Der Großvater des Martin von Wahrendorff, Joachim Daniel Wahrendorff (1726–1803),[1] war 1760 aus Mecklenburg nach Schweden ausgewandert. Durch seine erfolgreiche Arbeit als Kaufmann konnte er 1772 die als Geschützgießerei bekannte Eisenhütte in Åkers styckebruk erwerben. Martins Vater, Anders von Wahrendorff, wurde mit seinen drei Brüdern im Jahre 1805 in den Adelsstand erhoben.[2]

Martin von Wahrendorff wurde Diplomat; er war u. a. schwedischer Geschäftsträger in London, Oberzeremonienmeister und Hofmarschall. Der Auslöser der Beschäftigung mit der damals viel erörterten Thematik der Hinterladegeschütze war sein Aufenthalt in Sankt Petersburg im Jahre 1837. Wahrendorff beobachtete dort die Versuche eines englischen Offiziers.

Wahrendorff experimentierte zunächst erfolglos und konnte die mangelhafte Verschlusstechnik nicht verbessern. Der Durchbruch kam erst, als sein Werkmeister Anders Moberg einen federnden Ring entwickelte, der durch den Gasdruck fest gegen die Wand der Geschützkammer gepresst wurde.
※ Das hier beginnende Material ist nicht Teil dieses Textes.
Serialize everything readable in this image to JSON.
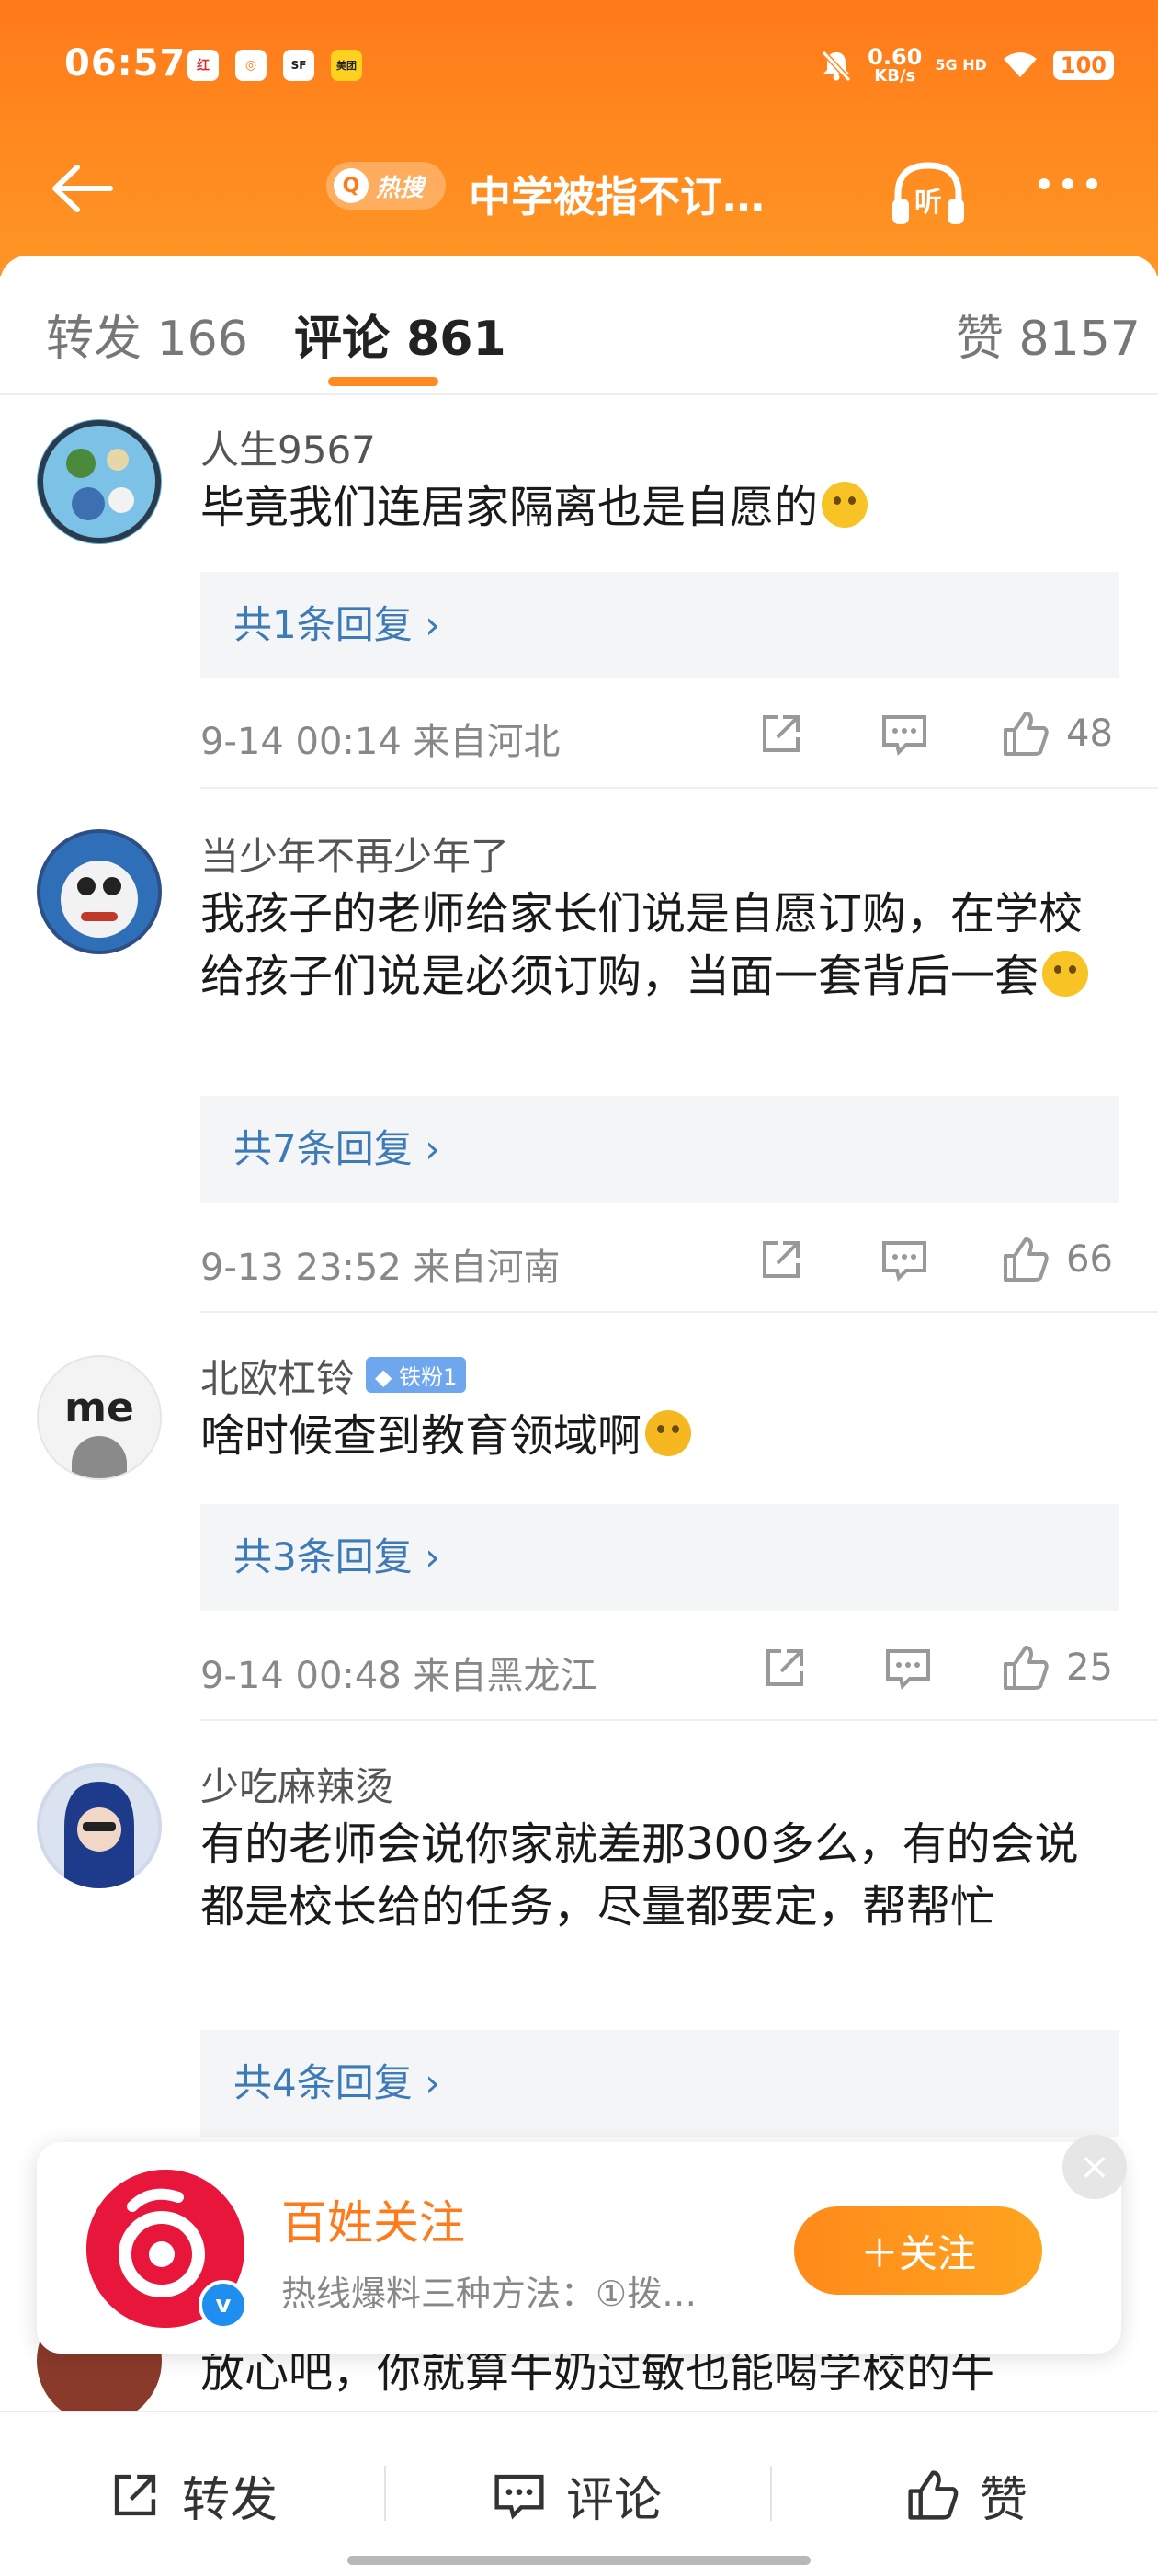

Wahrendorff und Moberg zerstritten sich jedoch später.[3] Moberg bestand darauf, der wirkliche Erfinder des Hinterladergeschützes zu sein.[4] Wahrendorff setzte Malmgren als Nachfolger Mobergs ein; dieser verbesserte das Geschütz weiter. Auch entwickelte Wahrendorff für die schweren Geschütze seiner Bauart eine gusseiserne Lafette.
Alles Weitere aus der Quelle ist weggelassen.